2010-07-03

Bako and some other thoughs

After spending some days again in the rain forest, I have been thinking too much. My head feels like it´s exploding or heated up and partly I feel like the bottle of sparkling water that I bought today; the cap had been open, and all I got was not even a sound when I cracked the cork.

Do people care about people?
What keeps someone from helping each other?
When was the last time you helped someone without asking?
How come it is so hard to help strangers nowadays?
Do I have any friends anymore, who might help me, when I get in trouble in Finland?

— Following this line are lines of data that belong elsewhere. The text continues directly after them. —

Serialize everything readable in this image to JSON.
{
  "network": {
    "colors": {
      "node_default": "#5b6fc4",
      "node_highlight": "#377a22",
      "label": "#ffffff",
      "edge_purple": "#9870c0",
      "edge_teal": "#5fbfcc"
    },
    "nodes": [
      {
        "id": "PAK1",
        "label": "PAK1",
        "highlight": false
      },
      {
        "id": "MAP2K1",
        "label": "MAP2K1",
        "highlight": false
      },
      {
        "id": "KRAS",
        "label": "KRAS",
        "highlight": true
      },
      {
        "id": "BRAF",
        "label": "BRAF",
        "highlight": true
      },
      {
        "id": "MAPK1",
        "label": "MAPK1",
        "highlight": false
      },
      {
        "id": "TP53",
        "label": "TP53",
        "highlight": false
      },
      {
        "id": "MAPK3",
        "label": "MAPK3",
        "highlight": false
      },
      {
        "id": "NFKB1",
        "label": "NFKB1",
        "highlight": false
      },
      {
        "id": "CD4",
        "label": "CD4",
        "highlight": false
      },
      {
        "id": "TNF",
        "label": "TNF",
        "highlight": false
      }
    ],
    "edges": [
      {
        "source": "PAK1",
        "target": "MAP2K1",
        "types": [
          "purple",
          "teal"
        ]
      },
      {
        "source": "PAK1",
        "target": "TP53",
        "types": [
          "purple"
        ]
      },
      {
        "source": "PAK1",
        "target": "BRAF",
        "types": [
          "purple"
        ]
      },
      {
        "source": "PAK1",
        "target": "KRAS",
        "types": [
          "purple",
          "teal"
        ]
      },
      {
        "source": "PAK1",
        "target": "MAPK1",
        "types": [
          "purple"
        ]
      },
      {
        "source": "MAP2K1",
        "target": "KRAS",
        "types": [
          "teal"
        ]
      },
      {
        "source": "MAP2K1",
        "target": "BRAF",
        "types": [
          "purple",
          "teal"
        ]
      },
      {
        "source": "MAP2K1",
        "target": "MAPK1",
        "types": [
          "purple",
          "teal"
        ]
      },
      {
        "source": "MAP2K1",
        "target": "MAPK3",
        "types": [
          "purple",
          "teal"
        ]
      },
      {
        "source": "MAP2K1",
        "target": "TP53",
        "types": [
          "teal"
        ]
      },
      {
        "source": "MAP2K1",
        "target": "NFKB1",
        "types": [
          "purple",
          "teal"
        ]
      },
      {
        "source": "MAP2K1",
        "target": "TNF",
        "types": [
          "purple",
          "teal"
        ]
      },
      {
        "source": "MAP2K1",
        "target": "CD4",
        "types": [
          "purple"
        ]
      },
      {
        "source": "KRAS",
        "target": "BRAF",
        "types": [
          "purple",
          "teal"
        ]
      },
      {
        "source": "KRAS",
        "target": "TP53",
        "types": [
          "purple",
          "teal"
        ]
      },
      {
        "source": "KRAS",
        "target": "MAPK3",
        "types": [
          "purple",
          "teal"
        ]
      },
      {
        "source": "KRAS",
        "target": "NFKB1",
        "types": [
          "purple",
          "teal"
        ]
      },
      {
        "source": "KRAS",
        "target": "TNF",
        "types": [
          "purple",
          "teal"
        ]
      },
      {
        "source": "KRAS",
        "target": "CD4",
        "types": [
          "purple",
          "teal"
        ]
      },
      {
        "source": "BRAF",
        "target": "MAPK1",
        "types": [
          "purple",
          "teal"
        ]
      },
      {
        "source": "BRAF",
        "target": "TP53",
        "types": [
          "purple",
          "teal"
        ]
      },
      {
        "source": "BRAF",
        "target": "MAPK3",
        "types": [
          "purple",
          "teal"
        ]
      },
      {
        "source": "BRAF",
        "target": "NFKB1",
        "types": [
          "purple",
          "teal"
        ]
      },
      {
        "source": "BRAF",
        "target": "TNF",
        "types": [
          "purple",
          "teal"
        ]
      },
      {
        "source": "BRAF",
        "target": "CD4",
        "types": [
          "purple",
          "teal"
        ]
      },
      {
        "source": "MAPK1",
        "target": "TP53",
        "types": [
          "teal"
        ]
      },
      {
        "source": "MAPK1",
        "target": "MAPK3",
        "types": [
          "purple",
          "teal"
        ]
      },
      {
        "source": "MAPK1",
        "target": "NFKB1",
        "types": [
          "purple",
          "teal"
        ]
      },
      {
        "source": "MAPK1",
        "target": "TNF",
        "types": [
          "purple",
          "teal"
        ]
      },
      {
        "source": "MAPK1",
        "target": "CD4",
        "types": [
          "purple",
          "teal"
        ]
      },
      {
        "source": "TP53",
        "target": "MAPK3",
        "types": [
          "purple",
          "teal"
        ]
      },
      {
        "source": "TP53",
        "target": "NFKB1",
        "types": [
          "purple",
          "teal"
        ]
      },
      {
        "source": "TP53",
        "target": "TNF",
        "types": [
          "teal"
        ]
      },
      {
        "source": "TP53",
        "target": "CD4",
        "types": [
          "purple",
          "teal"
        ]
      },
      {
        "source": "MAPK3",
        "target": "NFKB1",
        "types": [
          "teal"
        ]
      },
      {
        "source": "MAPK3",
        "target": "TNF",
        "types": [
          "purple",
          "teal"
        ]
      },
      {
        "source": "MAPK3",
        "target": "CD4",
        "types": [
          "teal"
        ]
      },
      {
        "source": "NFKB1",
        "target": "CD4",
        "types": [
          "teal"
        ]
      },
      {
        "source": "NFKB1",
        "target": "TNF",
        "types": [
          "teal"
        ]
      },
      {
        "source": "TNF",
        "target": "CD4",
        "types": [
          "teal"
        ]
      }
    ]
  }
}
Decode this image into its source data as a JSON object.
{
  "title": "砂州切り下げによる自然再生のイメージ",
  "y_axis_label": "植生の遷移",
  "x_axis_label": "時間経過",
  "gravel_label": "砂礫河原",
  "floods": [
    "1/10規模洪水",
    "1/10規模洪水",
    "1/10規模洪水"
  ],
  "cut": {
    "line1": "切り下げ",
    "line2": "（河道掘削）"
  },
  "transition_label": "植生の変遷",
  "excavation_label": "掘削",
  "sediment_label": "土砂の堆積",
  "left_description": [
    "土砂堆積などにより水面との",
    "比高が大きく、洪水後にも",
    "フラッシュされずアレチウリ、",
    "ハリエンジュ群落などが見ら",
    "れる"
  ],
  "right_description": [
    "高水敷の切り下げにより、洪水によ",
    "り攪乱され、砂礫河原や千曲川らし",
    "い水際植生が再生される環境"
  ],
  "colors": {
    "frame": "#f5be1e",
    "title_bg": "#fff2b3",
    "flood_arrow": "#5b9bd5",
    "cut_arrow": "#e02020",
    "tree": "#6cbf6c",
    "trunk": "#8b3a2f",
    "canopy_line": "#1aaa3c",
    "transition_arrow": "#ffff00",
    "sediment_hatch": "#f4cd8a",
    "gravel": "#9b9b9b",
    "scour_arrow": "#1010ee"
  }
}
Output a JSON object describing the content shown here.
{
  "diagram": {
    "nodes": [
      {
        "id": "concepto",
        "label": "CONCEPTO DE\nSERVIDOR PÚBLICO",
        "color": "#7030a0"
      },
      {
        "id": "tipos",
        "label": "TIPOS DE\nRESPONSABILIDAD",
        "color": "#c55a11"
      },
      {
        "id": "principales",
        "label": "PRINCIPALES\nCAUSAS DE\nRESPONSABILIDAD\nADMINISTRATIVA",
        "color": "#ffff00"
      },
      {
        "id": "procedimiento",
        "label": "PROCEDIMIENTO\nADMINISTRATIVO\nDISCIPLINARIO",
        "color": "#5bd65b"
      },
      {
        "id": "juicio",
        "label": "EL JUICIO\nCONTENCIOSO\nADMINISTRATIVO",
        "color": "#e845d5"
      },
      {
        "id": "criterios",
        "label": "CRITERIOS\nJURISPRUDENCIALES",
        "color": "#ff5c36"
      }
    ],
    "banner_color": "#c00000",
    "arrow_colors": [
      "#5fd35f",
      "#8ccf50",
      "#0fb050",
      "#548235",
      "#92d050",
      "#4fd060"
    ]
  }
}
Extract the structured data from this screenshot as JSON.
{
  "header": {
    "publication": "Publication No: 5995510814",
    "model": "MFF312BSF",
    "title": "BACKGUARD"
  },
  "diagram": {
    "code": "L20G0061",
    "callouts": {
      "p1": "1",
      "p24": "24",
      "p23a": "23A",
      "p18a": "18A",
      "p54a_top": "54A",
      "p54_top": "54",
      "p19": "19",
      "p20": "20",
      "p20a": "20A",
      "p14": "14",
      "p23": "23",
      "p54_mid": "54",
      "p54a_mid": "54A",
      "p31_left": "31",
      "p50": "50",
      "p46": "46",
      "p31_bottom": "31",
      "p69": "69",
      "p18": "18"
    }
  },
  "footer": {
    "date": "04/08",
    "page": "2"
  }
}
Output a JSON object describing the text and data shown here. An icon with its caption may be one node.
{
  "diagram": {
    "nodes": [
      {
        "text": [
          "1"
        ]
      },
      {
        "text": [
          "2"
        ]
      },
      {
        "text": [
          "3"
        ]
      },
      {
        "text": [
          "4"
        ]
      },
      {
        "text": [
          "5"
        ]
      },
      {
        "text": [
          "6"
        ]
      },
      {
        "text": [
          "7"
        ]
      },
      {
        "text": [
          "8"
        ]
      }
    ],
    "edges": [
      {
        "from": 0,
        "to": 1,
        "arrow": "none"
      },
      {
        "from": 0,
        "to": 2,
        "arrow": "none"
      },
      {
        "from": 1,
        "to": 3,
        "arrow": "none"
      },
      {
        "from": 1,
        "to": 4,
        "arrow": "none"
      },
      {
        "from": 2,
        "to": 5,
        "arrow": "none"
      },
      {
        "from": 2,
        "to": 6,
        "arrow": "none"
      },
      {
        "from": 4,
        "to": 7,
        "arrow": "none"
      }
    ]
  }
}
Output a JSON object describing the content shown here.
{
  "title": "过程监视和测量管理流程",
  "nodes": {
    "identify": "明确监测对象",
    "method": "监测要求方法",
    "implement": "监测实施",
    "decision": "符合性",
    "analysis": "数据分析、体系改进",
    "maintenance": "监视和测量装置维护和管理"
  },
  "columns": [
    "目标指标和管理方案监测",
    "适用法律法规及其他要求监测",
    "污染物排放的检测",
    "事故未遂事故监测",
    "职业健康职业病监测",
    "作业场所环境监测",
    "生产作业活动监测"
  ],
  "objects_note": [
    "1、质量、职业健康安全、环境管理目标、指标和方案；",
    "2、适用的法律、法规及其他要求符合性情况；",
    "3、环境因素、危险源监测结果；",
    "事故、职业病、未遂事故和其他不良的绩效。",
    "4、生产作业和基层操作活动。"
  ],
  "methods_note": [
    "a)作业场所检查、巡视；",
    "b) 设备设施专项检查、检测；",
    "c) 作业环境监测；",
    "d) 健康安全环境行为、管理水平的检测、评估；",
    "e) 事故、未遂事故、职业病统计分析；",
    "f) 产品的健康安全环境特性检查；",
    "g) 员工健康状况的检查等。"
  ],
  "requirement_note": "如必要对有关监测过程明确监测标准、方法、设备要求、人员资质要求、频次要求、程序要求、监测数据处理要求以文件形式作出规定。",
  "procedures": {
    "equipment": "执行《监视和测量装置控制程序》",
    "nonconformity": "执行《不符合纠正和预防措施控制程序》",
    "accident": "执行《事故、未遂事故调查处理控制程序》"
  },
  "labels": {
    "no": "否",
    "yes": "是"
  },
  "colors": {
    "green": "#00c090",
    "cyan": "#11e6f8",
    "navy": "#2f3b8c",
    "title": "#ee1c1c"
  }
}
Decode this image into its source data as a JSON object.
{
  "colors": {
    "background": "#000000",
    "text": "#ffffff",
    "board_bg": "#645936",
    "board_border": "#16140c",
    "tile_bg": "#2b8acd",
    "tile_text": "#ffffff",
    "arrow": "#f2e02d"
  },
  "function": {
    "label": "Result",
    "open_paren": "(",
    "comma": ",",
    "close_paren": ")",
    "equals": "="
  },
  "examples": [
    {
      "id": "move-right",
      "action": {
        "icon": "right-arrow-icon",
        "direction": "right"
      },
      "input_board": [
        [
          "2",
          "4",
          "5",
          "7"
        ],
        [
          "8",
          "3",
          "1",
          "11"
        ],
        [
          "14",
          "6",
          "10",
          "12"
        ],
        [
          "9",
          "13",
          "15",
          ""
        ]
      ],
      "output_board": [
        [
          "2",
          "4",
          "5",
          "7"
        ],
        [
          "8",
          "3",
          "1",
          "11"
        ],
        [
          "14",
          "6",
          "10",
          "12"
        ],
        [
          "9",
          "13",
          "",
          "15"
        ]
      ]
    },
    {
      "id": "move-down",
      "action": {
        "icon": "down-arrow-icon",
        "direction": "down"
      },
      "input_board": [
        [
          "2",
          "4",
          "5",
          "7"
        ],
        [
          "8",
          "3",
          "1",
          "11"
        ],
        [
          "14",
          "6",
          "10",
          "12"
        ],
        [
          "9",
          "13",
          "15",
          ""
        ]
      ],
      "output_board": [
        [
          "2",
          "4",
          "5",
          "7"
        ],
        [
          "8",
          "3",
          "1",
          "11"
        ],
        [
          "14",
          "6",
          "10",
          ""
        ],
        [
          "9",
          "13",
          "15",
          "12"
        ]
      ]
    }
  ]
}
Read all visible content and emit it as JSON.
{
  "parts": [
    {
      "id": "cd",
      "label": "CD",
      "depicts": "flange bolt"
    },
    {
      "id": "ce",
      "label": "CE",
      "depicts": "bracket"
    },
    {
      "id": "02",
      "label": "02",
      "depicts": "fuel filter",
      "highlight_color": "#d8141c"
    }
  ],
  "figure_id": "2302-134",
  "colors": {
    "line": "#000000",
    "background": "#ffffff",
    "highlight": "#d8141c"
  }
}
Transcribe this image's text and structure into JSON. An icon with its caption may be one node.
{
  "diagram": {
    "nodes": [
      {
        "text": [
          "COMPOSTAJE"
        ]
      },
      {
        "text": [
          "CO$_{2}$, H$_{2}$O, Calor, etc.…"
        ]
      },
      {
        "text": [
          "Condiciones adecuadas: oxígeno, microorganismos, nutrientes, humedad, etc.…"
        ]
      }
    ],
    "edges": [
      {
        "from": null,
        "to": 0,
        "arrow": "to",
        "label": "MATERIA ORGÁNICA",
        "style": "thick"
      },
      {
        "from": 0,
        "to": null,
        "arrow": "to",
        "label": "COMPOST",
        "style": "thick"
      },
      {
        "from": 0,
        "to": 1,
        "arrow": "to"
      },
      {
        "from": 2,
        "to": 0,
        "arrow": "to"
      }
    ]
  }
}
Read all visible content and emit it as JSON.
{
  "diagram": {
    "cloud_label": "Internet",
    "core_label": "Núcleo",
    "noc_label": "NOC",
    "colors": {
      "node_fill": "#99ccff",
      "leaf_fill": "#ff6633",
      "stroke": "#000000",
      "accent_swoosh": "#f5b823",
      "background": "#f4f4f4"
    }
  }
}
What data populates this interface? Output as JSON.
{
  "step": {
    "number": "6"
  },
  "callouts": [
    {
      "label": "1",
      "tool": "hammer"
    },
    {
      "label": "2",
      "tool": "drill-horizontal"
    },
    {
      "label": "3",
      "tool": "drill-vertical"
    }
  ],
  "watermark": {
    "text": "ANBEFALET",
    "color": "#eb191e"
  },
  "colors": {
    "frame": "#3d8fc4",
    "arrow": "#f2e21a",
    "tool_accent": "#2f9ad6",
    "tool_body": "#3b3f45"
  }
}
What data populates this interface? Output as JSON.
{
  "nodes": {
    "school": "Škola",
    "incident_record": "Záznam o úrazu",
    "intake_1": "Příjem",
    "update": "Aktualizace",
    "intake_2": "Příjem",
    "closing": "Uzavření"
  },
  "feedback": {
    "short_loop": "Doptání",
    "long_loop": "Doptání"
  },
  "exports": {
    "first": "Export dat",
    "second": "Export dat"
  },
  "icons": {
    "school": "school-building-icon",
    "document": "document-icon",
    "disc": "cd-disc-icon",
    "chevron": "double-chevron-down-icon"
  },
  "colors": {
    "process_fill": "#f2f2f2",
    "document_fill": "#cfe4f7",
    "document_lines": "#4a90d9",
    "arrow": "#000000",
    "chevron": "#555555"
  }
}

In Bako National Park I had enough time to observe the visitors, and I started feeling better, from my last depression on the day I arrived. I can certainly say, that I hate the fat older people that complain about everything and wear their face upsidedown all the time, no matter what happens..and also complain if they do not see any animals next to the information center,just because they´re too lazy to walk further...or that who does not even look at your direction when it comes to sharing a boat or a van to get to civilization. AND I was happy to find people who with I can share my feelings now, when I hourly closer to the date I am leaving the country and arriving to my own..that is going to feel like a foreign to me, again. That is also very depressing.

It seems that most of the people at home, or who never have been traveling, does not understand the mixed feelings at all. Most of them do think this is just holiday, but the truth is that one has to be prepared every day to new challenges...even going out to have a breakfast can be a struggle in its own way. Not to mention the information gathering, booking tickets, getting all sorted out etc. And in the end it is a huge job. And then there´s all questions.

What is the reason for you to stay home or to travel?